Breast cancer, heterocyclic aromatic amines from meat and N-acetyltransferase 2 genotype

• Published in: Carcinogenesis (New York) Vol. 21; no. 4; pp. 607 - 615
• Main Authors: Delfino, Ralph J., Sinha, Rashmi, Smith, Cynthia, West, John, White, Edward, Lin, Henry J., Liao, Shu-Yuan, Gim, Jason S.Y., Ma, Hoang L., Butler, John, Anton-Culver, Hoda
• Format: Journal Article
• Language: English
• Published: Oxford Oxford University Press 01.04.2000; Oxford Publishing Limited (England)
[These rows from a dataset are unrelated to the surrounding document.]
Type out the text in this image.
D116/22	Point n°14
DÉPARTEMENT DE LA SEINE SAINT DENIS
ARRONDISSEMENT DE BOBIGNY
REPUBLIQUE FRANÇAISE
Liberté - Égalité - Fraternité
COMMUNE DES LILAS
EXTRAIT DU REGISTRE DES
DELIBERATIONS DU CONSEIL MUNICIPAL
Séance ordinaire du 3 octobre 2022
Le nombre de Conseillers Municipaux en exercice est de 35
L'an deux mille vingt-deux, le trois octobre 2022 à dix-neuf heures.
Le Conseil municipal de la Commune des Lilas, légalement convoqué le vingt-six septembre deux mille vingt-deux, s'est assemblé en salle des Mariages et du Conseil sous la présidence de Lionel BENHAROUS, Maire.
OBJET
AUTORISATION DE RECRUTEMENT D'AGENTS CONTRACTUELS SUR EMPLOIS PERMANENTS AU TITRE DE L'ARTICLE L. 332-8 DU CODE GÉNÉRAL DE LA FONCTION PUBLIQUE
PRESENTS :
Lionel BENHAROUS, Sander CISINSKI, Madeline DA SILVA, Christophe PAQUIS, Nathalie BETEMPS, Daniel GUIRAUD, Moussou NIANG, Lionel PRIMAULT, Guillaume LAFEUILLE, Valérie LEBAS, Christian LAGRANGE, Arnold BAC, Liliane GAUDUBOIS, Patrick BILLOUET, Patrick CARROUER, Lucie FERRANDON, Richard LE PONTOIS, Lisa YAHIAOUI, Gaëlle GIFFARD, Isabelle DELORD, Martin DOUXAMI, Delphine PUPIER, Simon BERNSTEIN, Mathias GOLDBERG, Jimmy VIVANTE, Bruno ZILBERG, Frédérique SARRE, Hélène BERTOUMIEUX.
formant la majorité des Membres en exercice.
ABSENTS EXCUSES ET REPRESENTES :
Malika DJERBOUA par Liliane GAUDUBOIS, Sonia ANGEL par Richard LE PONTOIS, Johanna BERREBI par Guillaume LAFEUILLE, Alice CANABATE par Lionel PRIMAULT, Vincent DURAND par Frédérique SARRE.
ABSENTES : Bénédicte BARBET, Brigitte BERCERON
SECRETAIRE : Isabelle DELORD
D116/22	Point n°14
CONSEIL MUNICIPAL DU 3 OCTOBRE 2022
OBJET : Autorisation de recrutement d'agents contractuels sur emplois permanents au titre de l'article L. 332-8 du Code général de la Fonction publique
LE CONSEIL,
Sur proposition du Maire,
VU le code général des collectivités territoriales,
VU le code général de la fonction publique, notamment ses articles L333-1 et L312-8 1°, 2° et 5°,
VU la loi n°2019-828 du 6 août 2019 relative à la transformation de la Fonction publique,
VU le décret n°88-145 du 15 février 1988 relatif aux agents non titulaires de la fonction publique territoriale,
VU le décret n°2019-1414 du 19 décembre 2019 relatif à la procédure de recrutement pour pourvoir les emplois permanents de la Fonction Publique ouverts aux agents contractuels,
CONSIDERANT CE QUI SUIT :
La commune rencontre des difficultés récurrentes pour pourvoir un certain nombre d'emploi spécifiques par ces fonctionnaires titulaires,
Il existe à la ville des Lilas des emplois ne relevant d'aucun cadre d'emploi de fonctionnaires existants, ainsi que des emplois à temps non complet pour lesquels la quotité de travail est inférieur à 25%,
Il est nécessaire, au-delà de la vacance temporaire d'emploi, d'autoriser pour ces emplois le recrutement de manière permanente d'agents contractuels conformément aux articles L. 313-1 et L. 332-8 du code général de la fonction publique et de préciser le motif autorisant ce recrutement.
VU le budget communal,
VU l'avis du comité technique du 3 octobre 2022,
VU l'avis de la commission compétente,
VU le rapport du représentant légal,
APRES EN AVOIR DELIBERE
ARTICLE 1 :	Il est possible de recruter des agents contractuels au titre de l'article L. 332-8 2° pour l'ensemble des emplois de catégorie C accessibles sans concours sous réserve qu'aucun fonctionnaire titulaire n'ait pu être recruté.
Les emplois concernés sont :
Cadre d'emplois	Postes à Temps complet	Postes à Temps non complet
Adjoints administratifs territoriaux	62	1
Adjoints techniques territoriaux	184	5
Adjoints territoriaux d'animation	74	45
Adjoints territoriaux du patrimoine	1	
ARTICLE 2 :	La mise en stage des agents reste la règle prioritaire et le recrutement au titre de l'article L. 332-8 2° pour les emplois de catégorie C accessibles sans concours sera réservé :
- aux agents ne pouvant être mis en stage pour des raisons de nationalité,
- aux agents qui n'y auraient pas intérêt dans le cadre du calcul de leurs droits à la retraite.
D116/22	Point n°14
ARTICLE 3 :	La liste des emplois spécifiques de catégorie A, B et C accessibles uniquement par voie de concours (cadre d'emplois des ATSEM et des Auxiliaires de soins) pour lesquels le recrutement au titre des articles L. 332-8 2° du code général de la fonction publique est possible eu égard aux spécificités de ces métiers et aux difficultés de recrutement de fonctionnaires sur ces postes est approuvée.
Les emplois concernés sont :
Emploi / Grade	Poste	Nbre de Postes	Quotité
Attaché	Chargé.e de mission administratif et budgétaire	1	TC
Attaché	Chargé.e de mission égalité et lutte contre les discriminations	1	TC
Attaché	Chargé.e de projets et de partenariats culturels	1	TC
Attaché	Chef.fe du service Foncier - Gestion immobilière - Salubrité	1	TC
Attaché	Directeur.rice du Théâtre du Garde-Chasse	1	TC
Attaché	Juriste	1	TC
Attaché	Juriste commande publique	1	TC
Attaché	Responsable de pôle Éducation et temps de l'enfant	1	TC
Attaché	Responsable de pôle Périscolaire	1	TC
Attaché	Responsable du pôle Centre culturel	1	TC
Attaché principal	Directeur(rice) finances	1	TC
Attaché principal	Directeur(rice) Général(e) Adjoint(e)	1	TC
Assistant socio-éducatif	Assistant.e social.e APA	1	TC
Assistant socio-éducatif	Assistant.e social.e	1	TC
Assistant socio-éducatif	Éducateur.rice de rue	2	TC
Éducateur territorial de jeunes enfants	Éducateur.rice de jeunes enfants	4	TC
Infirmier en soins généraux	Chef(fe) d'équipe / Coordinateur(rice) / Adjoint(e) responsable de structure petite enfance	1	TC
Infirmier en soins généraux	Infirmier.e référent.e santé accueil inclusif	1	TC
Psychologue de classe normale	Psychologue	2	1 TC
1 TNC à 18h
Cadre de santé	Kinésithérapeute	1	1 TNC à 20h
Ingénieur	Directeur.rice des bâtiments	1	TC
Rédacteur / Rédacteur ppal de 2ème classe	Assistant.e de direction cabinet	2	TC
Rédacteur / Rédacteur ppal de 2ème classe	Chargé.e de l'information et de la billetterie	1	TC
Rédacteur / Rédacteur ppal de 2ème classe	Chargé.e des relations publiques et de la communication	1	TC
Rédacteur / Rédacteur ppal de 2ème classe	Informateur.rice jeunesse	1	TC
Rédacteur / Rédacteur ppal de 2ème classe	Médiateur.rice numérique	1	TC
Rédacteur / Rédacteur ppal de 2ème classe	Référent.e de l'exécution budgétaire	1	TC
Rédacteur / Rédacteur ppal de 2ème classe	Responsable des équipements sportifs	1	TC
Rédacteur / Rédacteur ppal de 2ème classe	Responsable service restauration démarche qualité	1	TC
• Subjects: 2-amino-1-methyl-6-phenylimidazole; 2-amino-3; 5-b]pyridine; 5-f]quinoxaline; 8-dimethylimidazo; 8-trimethylimidazo; Adult; Aged; Arylamine N-Acetyltransferase - genetics; barbecued; BBQ; Biological and medical sciences; Breast Neoplasms - etiology; Carcinogens - toxicity; carcinoma in situ; CIS; confidence interval; Cooking; CYP1A2; cytochrome P4501A2; Diet; DiMeIQx; Epidemiology; Female; Genotype; Gynecology. Andrology. Obstetrics; HAAs; heterocyclic aromatic amines; Humans; Imidazoles - toxicity; Mammary gland diseases; Meat; Medical sciences; MeIQx; Middle Aged; Mutagens - toxicity; N-acetyltransferase; N-Acetyltransferase 2; NAT; odds ratio; PhIP; Quinoxalines - toxicity; relative risk; Risk Factors; Tumors; Human; Cooking; Acetylator phenotype; Enzyme; Transferases; Genotype; Case control study; Malignant tumor; Carcinogenesis; Meat; Mammary gland diseases; Carcinogen; Amine; Etiology; Risk factor; Predisposition; Molecular epidemiology; Genetics; Aromatic compound; Mammary gland; Cooked food; Heterocyclic compound; Polymorphism
• ISSN: 0143-3334; 1460-2180
• DOI: 10.1093/carcin/21.4.607

Breast cancer risk has been hypothesized to increase with exposure to heterocyclic aromatic amines (HAAs) formed from cooking meat at high temperature. HAAs require enzymatic activation to bind to DNA and initiate carcinogenesis. N-acetyltransferase 2 (NAT2) enzyme activity may play a role, its rate determined by a polymorphic gene. We examined the effect of NAT2 genetic polymorphisms on breast cancer risk from exposure to meat by cooking method, doneness and estimated HAA [2-amino-1-methyl-6-phenylimidazole[4,5-b]pyridine (PhIP), 2-amino-3,8-dimethylimidazo[4,5-f]quinoxaline (MeIQx) and 2-amino-3,4,8-trimethylimidazo[4,5-f]quinoxaline (DiMeIQx)] intake. Women were recruited with suspicious breast masses and questionnaire data were collected prior to biopsy to blind subjects and interviewers to diagnoses. For 114 cases with breast cancer and 280 controls with benign breast disease, NAT2 genotype was determined using allele-specific PCR amplification to detect slow acetylator mutations. HAAs were estimated from interview data on meat type, cooking method and doneness, combined with a quantitative HAA database. Logistic regression models controlled for known risk factors, first including all controls, then 108 with no or low risk (normal breast or no hyperplasia) and finally 149 with high risk (hyperplasia, atypical hyperplasia, complex fibroadenomas). Meat effects were examined within NAT2 strata to assess interactions. We found no association between NAT2 and breast cancer. These Californian women ate more white than red meat (control median 46 versus 8 g/day). There were no significant associations of breast cancer with red meat for any doneness. White meat was significantly protective (>67 versus <26 g/day, OR 0.46, 95% CI 0.23–0.94, P for trend = 0.02), as was chicken, including well done, pan fried and barbecued chicken. MeIQx and DiMeIQx were not associated with breast cancer. A protective effect of PhIP was confounded after controlling for well done chicken. Results were unchanged using low or high risk controls or dropping 30 in situ cases. There was no interaction between NAT2 and HAAs. These findings do not support a role for HAAs from meat or NAT2 in the etiology of breast cancer. Further research is needed to explain the white meat association.